Soul-searching artist types will love a relaxing space to seek out inner peace while bearing their soul on the canvas. Painters, sculptors and other creators of fine art typically need some peace and quiet – and plenty of storage space – for them to work their magic. With enough floor space to roll out a mat, this hobby space could also double as a yoga den.
The focus of this space should be to minimise distractions as much as possible. Choosing a natural and serene colour scheme can help. In this zen artist’s retreat, the timber walls have been stained in Resene Colorwood Ironbark and finished in Resene Aquaclear. The floor is in Resene Quarter Spanish White, the tall vase is in Resene Canterbury Clay, the jug vase is in Resene Putty and the footed bowl is in Resene Quarter Bokara Grey. The plant pot was given its texture by first painting it in Resene Double Pravda, followed by Resene FX Crackle effect and a topcoat of Resene Quarter Fossil.
If lighter walls would feel more zen to you, you can always swap the floor colour and the wall colour. Or, look to other restful and relaxing hues for your walls and floors such as soothing pinks like Resene Soothe, soft greens like Resene Peace and blissful blues such as Resene Unwind.

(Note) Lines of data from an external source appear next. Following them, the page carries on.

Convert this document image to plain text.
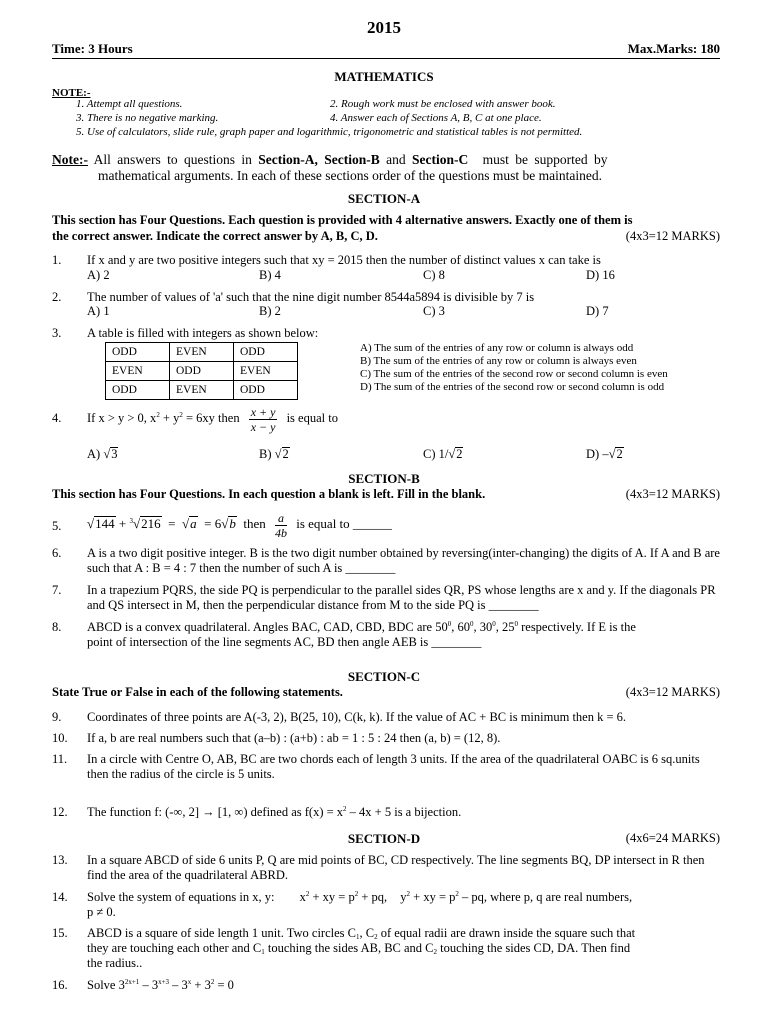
2015
Time: 3 Hours	Max.Marks: 180
MATHEMATICS
NOTE:-
1. Attempt all questions.	2. Rough work must be enclosed with answer book.
3. There is no negative marking.	4. Answer each of Sections A, B, C at one place.
5. Use of calculators, slide rule, graph paper and logarithmic, trigonometric and statistical tables is not permitted.
Note:- All answers to questions in Section-A, Section-B and Section-C must be supported by
mathematical arguments. In each of these sections order of the questions must be maintained.
SECTION-A
This section has Four Questions. Each question is provided with 4 alternative answers. Exactly one of them is
the correct answer. Indicate the correct answer by A, B, C, D.	(4x3=12 MARKS)
1. If x and y are two positive integers such that xy = 2015 then the number of distinct values x can take is
A) 2	B) 4	C) 8	D) 16
2. The number of values of 'a' such that the nine digit number 8544a5894 is divisible by 7 is
A) 1	B) 2	C) 3	D) 7
3. A table is filled with integers as shown below:
ODD	EVEN	ODD
EVEN	ODD	EVEN
ODD	EVEN	ODD
A) The sum of the entries of any row or column is always odd
B) The sum of the entries of any row or column is always even
C) The sum of the entries of the second row or second column is even
D) The sum of the entries of the second row or second column is odd
4. If x > y > 0, $x^2 + y^2 = 6xy$ then $\frac{x + y}{x - y}$ is equal to
A) √3	B) √2	C) 1/√2	D) –√2
SECTION-B
This section has Four Questions. In each question a blank is left. Fill in the blank.	(4x3=12 MARKS)
5. √144 + $^3$√216 =  √a = 6√b then $\frac{a}{4b}$ is equal to ______
6. A is a two digit positive integer. B is the two digit number obtained by reversing(inter-changing) the digits of A. If A and B are such that A : B = 4 : 7 then the number of such A is ________
7. In a trapezium PQRS, the side PQ is perpendicular to the parallel sides QR, PS whose lengths are x and y. If the diagonals PR and QS intersect in M, then the perpendicular distance from M to the side PQ is ________
8. ABCD is a convex quadrilateral. Angles BAC, CAD, CBD, BDC are $50^0$, $60^0$, $30^0$, $25^0$ respectively. If E is the
point of intersection of the line segments AC, BD then angle AEB is ________
SECTION-C
State True or False in each of the following statements.	(4x3=12 MARKS)
9. Coordinates of three points are A(-3, 2), B(25, 10), C(k, k). If the value of AC + BC is minimum then k = 6.
10. If a, b are real numbers such that (a–b) : (a+b) : ab = 1 : 5 : 24 then (a, b) = (12, 8).
11. In a circle with Centre O, AB, BC are two chords each of length 3 units. If the area of the quadrilateral OABC is 6 sq.units then the radius of the circle is 5 units.
12. The function f: (-∞, 2] → [1, ∞) defined as $f(x) = x^2 - 4x + 5$ is a bijection.
SECTION-D	(4x6=24 MARKS)
13. In a square ABCD of side 6 units P, Q are mid points of BC, CD respectively. The line segments BQ, DP intersect in R then find the area of the quadrilateral ABRD.
14. Solve the system of equations in x, y: $x^2$ + xy = $p^2$ + pq, $y^2$ + xy = $p^2$ – pq, where p, q are real numbers,
p ≠ 0.
15. ABCD is a square of side length 1 unit. Two circles $C_1$, $C_2$ of equal radii are drawn inside the square such that
they are touching each other and $C_1$ touching the sides AB, BC and $C_2$ touching the sides CD, DA. Then find
the radius..
16. Solve $3^{2x+1} - 3^{x+3} - 3^x + 3^2 = 0$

To keep the space organised, consider installing a rack to hold finished artworks and drawers with plenty of dividers so that all your supplies and tools have their own dedicated space to be stored. Colour coding can be a key to help identify where different types of tools and provisions can be found. If you love colouring your artwork with Resene, create a separate compartment for each Resene testpot in the drawer where they are stored painted with the same colour as what’s inside the testpot so that it’s easy to remember which colour hasn’t been put back where it belongs. Paint storage boxes in an inspiring spectrum of colours using Resene FX Chalkboard Paint or Resene SpaceCote Low Sheen. These finishes work as a chalkboard, so they can be written on with chalk and wiped clean with a damp cloth. Or, get really creative and paint a symbol on each that hints at its contents. Keep your paintbrushes straight by stashing them in a painted planter filled with sand or small gravel.
If you work in a number of mediums, you could try dividing the room into different stations. One wall could be focused on supplies for sculpture while the other wall could feature an easel and wall shelves stocked with paint and brushes.
If you’re shy on space and need to share a studio with your equally artistic partner, separate spaces could be partitioned with a sliding divider and each occupant could decorate their side of the screen with a colour, or even a mural, that speaks to their personal style.